For younger audiences, Ensemble will present “The Short Tree and the Bird That Could Not Sing” June 28, July 12 and 19, and Aug. 2 and 9.
“It’s a neat little story about friendship between a short, stubby tree and a bird,” Smith said. “The other trees in the area have been cut down by loggers, but this one was so short that they left it. So, it’s lonely, and this bird comes along, and they strike up a friendship.”
Smith is directing each of the plays, all of which will take place at the Blowing Rock School Auditorium on Sunset Drive in downtown Blowing Rock.

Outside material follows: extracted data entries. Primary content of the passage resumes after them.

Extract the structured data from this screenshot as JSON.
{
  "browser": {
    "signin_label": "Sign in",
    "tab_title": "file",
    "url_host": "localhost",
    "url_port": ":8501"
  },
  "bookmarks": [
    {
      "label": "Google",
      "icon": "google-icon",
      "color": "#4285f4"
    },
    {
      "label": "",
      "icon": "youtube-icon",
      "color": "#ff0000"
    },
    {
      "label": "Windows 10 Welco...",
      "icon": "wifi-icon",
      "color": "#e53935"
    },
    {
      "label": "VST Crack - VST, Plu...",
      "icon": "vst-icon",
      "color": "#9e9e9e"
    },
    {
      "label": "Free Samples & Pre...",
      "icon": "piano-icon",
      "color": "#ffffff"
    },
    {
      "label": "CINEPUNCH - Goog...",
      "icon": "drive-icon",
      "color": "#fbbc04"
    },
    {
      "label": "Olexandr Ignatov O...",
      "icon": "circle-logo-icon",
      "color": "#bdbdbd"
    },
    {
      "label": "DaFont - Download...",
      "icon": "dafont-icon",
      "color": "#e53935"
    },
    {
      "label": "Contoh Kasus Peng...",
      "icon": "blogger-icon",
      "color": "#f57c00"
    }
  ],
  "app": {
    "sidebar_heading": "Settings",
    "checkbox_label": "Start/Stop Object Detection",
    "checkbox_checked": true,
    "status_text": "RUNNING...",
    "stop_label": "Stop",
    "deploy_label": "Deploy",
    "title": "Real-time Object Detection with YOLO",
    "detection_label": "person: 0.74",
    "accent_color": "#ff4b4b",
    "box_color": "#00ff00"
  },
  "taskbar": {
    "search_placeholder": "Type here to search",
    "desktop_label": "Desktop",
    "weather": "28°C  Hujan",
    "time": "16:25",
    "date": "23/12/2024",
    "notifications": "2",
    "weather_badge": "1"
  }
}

“This is me being selfish, but after reading all those shows, I really wanted to direct them all,” he said. “Usually, every year, there’s one I like but am good with having someone else direct. But I had such a clear vision in my head with these … that they’re going to be so much fun and each in their own unique way.”
Season passes for the Main Stage plays are now available for sale at $73 for adults and $65 for senior citizens, students and members of the military. To purchase a subscription, interested parties should visit http://www.ensemblestage.com to pick their dates and seats, and then call the box office at (828) 414-1844 to purchase tickets.
Individual tickets go on sale June 1 and cost $21 for adults, $19 for senior citizens, students and members of the military and $11 for children 16 younger. Tickets to the children’s play cost $7 apiece.